Ikeameatballs · 27/04/2020 19:39

I’ve been married once and broke off another engagement a few months before. I enjoyed booking/planning stuff but can’t say I’d dreamt about it for years.

I now enjoy watching “Say Yes to the Dress” but have no desire to get married again! Love the frocks though!

BackforGood · 27/04/2020 19:42

Nope. I'm with the overwhelming majority on this thread. Never really thought about it until booking things for my wedding.

I agree @MrsAvocet

YorkOrLucas · 27/04/2020 19:44

As a child- nope.

As a single adult I have a Pinterest board with 400 pins Blush

Orangelover · 27/04/2020 19:57

Yep. I planned it in my teens.

I am now engaged to a lovely man, we have a great life together and I am ecstatic that years of wedding fantasy will finally become a reality. It's one hundred percent the marriage I am looking forward to as much as the day, and I can not wait to be married to my fiancé and continue our life together.
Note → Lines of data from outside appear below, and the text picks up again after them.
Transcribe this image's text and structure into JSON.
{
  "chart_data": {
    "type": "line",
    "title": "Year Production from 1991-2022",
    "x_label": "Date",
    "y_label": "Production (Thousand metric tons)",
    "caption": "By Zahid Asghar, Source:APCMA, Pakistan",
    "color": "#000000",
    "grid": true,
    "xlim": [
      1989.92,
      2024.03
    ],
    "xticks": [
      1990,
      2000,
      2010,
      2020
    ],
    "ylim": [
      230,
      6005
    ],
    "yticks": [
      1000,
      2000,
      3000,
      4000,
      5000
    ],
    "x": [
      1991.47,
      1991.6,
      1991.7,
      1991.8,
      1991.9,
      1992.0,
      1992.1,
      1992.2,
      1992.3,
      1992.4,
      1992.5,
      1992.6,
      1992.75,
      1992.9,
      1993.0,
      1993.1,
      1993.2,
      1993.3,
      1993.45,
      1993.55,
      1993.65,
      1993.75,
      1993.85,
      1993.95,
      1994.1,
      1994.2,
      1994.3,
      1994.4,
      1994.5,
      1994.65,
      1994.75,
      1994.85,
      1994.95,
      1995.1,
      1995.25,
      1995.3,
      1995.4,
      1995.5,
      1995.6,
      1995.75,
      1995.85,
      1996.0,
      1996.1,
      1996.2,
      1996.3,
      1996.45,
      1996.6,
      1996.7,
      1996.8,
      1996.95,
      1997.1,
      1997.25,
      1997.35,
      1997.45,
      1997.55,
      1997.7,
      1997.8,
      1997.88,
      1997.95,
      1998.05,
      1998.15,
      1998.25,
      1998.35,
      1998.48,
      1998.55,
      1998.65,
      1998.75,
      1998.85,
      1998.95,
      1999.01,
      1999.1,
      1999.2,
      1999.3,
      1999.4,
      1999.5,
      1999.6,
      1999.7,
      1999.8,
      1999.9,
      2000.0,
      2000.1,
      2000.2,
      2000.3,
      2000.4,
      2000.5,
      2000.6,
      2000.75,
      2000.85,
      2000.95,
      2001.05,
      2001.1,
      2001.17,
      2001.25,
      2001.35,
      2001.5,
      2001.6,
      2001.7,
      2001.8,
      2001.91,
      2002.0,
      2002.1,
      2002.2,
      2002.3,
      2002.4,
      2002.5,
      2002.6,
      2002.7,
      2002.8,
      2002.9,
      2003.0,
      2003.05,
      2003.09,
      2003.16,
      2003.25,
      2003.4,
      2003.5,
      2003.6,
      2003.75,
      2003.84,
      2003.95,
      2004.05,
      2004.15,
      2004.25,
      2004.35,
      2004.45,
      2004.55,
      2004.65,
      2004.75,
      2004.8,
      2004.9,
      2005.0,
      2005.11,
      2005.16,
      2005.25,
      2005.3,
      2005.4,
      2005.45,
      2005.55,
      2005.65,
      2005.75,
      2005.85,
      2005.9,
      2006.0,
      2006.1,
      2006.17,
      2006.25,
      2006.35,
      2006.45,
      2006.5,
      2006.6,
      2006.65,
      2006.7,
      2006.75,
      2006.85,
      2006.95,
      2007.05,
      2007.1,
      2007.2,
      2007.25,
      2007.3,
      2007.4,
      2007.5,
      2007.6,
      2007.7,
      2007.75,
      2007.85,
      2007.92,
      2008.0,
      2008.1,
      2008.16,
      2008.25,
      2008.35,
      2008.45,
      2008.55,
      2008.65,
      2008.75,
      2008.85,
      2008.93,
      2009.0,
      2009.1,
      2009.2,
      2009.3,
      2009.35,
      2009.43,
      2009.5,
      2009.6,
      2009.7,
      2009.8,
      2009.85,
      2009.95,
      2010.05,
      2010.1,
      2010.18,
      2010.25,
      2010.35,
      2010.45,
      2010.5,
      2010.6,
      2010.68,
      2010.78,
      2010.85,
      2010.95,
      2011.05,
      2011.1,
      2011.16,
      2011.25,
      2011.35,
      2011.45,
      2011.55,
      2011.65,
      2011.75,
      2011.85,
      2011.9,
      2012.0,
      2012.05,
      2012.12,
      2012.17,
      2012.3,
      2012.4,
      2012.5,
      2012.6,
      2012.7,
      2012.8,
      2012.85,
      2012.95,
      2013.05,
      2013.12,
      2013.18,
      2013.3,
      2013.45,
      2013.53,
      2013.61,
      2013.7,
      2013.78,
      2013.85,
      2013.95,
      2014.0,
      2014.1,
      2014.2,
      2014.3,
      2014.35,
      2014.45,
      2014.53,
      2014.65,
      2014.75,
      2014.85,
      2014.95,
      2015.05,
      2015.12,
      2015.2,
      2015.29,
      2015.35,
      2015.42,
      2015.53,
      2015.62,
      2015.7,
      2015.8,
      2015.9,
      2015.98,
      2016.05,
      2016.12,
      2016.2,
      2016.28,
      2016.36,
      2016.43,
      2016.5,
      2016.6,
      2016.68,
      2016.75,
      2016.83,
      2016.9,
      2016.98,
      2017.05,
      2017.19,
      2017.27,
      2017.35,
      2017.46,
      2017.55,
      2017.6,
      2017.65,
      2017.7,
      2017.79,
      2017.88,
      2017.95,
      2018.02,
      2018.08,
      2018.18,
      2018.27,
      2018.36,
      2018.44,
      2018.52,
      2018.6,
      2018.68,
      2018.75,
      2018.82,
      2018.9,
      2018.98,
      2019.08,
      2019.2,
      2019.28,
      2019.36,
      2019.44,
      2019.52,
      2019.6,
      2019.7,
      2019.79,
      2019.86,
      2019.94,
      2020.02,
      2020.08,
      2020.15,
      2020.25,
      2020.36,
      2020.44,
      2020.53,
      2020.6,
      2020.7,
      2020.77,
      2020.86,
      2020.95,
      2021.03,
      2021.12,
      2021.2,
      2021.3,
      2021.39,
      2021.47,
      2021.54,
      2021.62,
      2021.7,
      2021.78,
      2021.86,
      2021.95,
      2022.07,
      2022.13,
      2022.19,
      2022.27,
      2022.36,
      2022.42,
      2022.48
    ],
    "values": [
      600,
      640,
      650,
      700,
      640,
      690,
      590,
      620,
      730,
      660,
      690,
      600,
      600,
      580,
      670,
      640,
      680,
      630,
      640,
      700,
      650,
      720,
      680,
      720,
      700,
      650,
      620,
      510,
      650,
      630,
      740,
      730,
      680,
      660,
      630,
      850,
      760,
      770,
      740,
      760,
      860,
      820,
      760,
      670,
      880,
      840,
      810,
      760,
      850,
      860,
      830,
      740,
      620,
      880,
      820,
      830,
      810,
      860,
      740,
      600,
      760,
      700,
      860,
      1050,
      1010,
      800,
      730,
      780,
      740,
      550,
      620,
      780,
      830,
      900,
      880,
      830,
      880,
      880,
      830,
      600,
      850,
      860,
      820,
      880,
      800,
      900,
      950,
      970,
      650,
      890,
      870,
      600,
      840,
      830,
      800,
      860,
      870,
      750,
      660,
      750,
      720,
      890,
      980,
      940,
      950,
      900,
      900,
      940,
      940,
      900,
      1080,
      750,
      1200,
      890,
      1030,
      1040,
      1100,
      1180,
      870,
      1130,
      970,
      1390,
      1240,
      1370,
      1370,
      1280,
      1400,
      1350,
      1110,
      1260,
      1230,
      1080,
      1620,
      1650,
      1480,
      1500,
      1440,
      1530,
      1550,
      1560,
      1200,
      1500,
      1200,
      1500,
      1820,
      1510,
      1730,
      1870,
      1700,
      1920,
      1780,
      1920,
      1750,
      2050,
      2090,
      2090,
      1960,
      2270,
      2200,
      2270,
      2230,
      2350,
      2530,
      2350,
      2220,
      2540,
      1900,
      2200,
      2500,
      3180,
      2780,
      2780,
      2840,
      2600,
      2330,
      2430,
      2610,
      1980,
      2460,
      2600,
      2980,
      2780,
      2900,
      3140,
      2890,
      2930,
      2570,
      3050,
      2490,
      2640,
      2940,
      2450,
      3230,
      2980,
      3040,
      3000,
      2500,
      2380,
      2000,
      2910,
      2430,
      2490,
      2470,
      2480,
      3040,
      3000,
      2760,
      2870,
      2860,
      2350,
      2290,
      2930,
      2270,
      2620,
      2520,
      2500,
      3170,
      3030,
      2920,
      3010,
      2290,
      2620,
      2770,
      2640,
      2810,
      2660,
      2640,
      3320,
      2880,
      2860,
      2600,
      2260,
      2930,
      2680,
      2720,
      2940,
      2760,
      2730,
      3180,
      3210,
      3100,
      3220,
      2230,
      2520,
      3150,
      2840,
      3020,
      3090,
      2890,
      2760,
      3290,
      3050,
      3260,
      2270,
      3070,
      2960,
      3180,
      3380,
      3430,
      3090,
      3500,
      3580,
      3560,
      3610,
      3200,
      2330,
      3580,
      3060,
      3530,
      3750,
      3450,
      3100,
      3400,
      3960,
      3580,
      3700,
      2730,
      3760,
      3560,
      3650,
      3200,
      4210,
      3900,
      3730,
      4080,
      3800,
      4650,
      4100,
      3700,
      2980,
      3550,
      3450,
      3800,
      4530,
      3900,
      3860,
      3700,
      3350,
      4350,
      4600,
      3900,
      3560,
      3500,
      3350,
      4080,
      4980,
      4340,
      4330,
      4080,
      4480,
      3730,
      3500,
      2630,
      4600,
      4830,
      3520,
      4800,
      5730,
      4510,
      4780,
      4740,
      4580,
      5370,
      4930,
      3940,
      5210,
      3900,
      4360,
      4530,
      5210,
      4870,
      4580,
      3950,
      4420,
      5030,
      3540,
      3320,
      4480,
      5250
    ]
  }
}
But I can not deny - I can't wait for a wedding day. I don't feel ashamed. It's not going to be a huge wedding - just average size and budget. But I am really looking forward to it and yes I am that person who is making things for centre pieces with joy. I also really enjoy other people's weddings unlike the majority of people's on Mumsnet. I enjoy the favours, looking at the styling, celebrating the bride and groom, the music, food. I'm enjoying this period of my life where all of our friends are approaching the wedding stage and the excitement of everyone's big days. Not to mention the hen and stag dos. All good for for me.

I resent the idea that some PPs think that because I've always looked forward to a wedding I see that as the pinnacle of my life. It's not, I have a successful career which I've worked very hard for. But I also wish to celebrate my relationship in the form of a wedding where my other half becomes my family legally and we start the rest of our life together and hopefully have children.

Karenaki · 30/04/2020 21:20

Ooh that’s the London episode, I was there for the taping!

pinkpinecone · 01/05/2020 08:56

@Orangelover

I think often those who haven't dreamt of it feel in the minority. Maybe it doesn't seem like that on this thread but it's often expected that women dream of a big day from a young age or at least get excited about our own weddings as adults. So it's nice to be able to express feelings that are different from the norm here.

Personally I love going to other people weddings I just don't want a big one of my own. It's just a difference of opinion.

Enjoy your big day it sounds wonderful and exactly what you want which is how it should be!